Rosja wraca do polityki otwarcie imperialnej, opartej na założeniu, że siła zbrojna może zastąpić siłę argumentów. Europa nie była gotowa na takie starcie, bo uwierzyła w to, że bankowcy są potężniejsi od czołgistów.
Potrzebujemy dziś Ameryki jak nigdy wcześniej po 1989 roku. Potrzebujemy sojusznika, który prowadzi politykę zagraniczną opartą na wartościach nam bliskich.
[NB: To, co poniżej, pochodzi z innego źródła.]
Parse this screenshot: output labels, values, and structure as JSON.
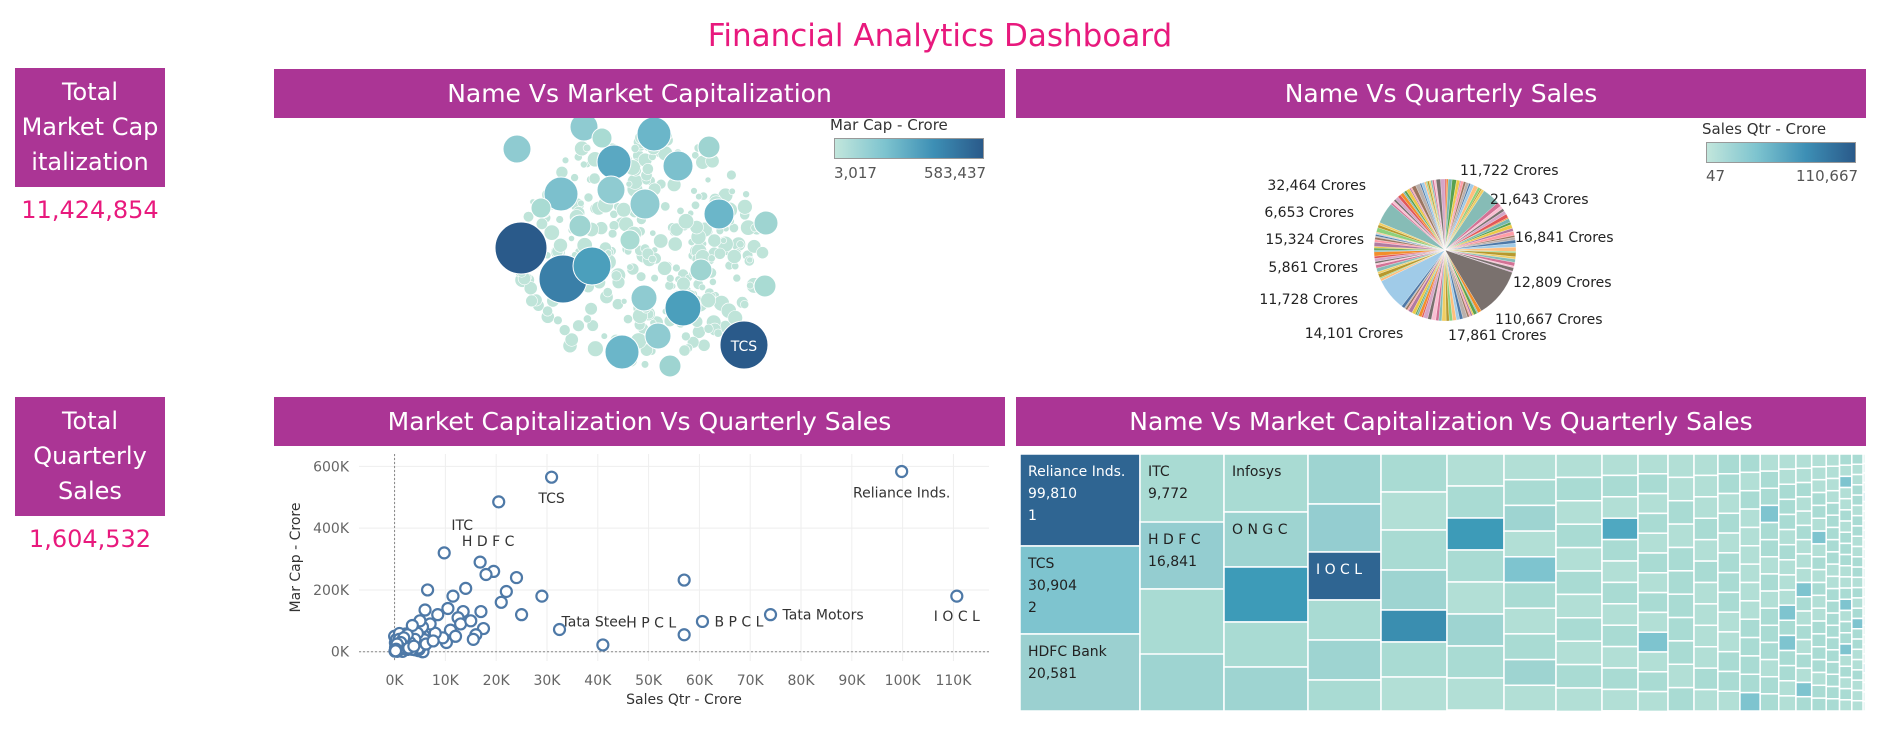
{
  "dashboard_title": "Financial Analytics Dashboard",
  "kpis": {
    "market_cap": {
      "label": "Total\nMarket Cap\nitalization",
      "value": "11,424,854"
    },
    "quarterly_sales": {
      "label": "Total\nQuarterly\nSales",
      "value": "1,604,532"
    }
  },
  "panels": {
    "bubble": {
      "title": "Name Vs Market Capitalization"
    },
    "pie": {
      "title": "Name Vs Quarterly Sales"
    },
    "scatter": {
      "title": "Market Capitalization Vs Quarterly Sales"
    },
    "treemap": {
      "title": "Name Vs Market Capitalization Vs Quarterly Sales"
    }
  },
  "legends": {
    "mar_cap": {
      "title": "Mar Cap - Crore",
      "min": "3,017",
      "max": "583,437"
    },
    "sales": {
      "title": "Sales Qtr - Crore",
      "min": "47",
      "max": "110,667"
    }
  },
  "colors": {
    "header": "#ab3595",
    "accent": "#e8197d",
    "scatter_point": "#4e79a7",
    "scale_low": "#c2e6dc",
    "scale_high": "#2a5a8a"
  },
  "chart_data": [
    {
      "type": "bubble",
      "title": "Name Vs Market Capitalization",
      "size_color_measure": "Mar Cap - Crore",
      "labels": [
        "TCS"
      ]
    },
    {
      "type": "pie",
      "title": "Name Vs Quarterly Sales",
      "measure": "Sales Qtr - Crore",
      "slice_labels": [
        "11,722 Crores",
        "21,643 Crores",
        "16,841 Crores",
        "12,809 Crores",
        "110,667 Crores",
        "17,861 Crores",
        "14,101 Crores",
        "11,728 Crores",
        "5,861 Crores",
        "15,324 Crores",
        "6,653 Crores",
        "32,464 Crores"
      ]
    },
    {
      "type": "scatter",
      "title": "Market Capitalization Vs Quarterly Sales",
      "xlabel": "Sales Qtr - Crore",
      "ylabel": "Mar Cap - Crore",
      "xlim": [
        -7000,
        117000
      ],
      "ylim": [
        -30000,
        640000
      ],
      "xticks": [
        "0K",
        "10K",
        "20K",
        "30K",
        "40K",
        "50K",
        "60K",
        "70K",
        "80K",
        "90K",
        "100K",
        "110K"
      ],
      "yticks": [
        "0K",
        "200K",
        "400K",
        "600K"
      ],
      "grid": true,
      "labeled_points": [
        {
          "name": "Reliance Inds.",
          "x": 99810,
          "y": 583437
        },
        {
          "name": "TCS",
          "x": 30904,
          "y": 565000
        },
        {
          "name": "ITC",
          "x": 9772,
          "y": 320000
        },
        {
          "name": "H D F C",
          "x": 16841,
          "y": 290000
        },
        {
          "name": "Tata Steel",
          "x": 32464,
          "y": 72000
        },
        {
          "name": "H P C L",
          "x": 57000,
          "y": 55000
        },
        {
          "name": "B P C L",
          "x": 60600,
          "y": 98000
        },
        {
          "name": "Tata Motors",
          "x": 74000,
          "y": 120000
        },
        {
          "name": "I O C L",
          "x": 110667,
          "y": 180000
        }
      ],
      "other_points": [
        {
          "x": 20500,
          "y": 485000
        },
        {
          "x": 57000,
          "y": 232000
        },
        {
          "x": 41000,
          "y": 22000
        },
        {
          "x": 29000,
          "y": 180000
        },
        {
          "x": 24000,
          "y": 240000
        },
        {
          "x": 22000,
          "y": 195000
        },
        {
          "x": 21000,
          "y": 160000
        },
        {
          "x": 19500,
          "y": 260000
        },
        {
          "x": 18000,
          "y": 250000
        },
        {
          "x": 17500,
          "y": 75000
        },
        {
          "x": 16000,
          "y": 55000
        },
        {
          "x": 15500,
          "y": 40000
        },
        {
          "x": 14000,
          "y": 205000
        },
        {
          "x": 13500,
          "y": 130000
        },
        {
          "x": 12500,
          "y": 110000
        },
        {
          "x": 11500,
          "y": 180000
        },
        {
          "x": 11000,
          "y": 70000
        },
        {
          "x": 10200,
          "y": 30000
        },
        {
          "x": 9500,
          "y": 45000
        },
        {
          "x": 8500,
          "y": 120000
        },
        {
          "x": 8000,
          "y": 60000
        },
        {
          "x": 7000,
          "y": 90000
        },
        {
          "x": 6500,
          "y": 200000
        },
        {
          "x": 6000,
          "y": 135000
        },
        {
          "x": 5500,
          "y": 80000
        },
        {
          "x": 5000,
          "y": 100000
        },
        {
          "x": 4500,
          "y": 60000
        },
        {
          "x": 4000,
          "y": 40000
        },
        {
          "x": 3500,
          "y": 85000
        },
        {
          "x": 3000,
          "y": 30000
        },
        {
          "x": 2500,
          "y": 55000
        },
        {
          "x": 2200,
          "y": 20000
        },
        {
          "x": 1800,
          "y": 45000
        },
        {
          "x": 1500,
          "y": 10000
        },
        {
          "x": 1200,
          "y": 30000
        },
        {
          "x": 900,
          "y": 15000
        },
        {
          "x": 700,
          "y": 5000
        },
        {
          "x": 500,
          "y": 25000
        },
        {
          "x": 300,
          "y": 8000
        },
        {
          "x": 200,
          "y": 3000
        },
        {
          "x": 2800,
          "y": 12000
        },
        {
          "x": 3800,
          "y": 18000
        },
        {
          "x": 6200,
          "y": 25000
        },
        {
          "x": 7600,
          "y": 35000
        },
        {
          "x": 10500,
          "y": 140000
        },
        {
          "x": 12000,
          "y": 50000
        },
        {
          "x": 13000,
          "y": 90000
        },
        {
          "x": 15000,
          "y": 100000
        },
        {
          "x": 17000,
          "y": 130000
        },
        {
          "x": 25000,
          "y": 120000
        }
      ]
    },
    {
      "type": "treemap",
      "title": "Name Vs Market Capitalization Vs Quarterly Sales",
      "size_measure": "Mar Cap - Crore",
      "color_measure": "Sales Qtr - Crore",
      "cells": [
        {
          "lines": [
            "Reliance Inds.",
            "99,810",
            "1"
          ],
          "color": "#2f6592"
        },
        {
          "lines": [
            "TCS",
            "30,904",
            "2"
          ],
          "color": "#7ec4cf"
        },
        {
          "lines": [
            "HDFC Bank",
            "20,581"
          ],
          "color": "#9bd0d0"
        },
        {
          "lines": [
            "ITC",
            "9,772"
          ],
          "color": "#a9dbd3"
        },
        {
          "lines": [
            "H D F C",
            "16,841"
          ],
          "color": "#94cdd0"
        },
        {
          "lines": [
            "Infosys"
          ],
          "color": "#a9dbd3"
        },
        {
          "lines": [
            "O N G C"
          ],
          "color": "#9ed4d1"
        },
        {
          "lines": [
            "I O C L"
          ],
          "color": "#2f6592"
        }
      ]
    }
  ]
}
Dzisiejsza Rosja znów kojarzy nam się z dyktaturą i zniewoleniem umysłu, Ameryka zaś ponownie stała się symbolem wolności.
Po zakończeniu zimnej wojny Amerykanie odwrócili się od Europy. Skierowali spojrzenia na Azję, Amerykę Południową, Afrykę.
Teraz znów potrzebni są sowietolodzy, wyszukuje się ich gdzieś na emeryturach i w zakurzonych korytarzach prowincjonalnych uniwersytetów. Europa stoi w obliczu zagrożenia ze Wschodu. Władimir Putin dokonał niemożliwego – obudził z letargu ludzi, którzy już dawno położyli kreskę na sojuszu transatlantyckim.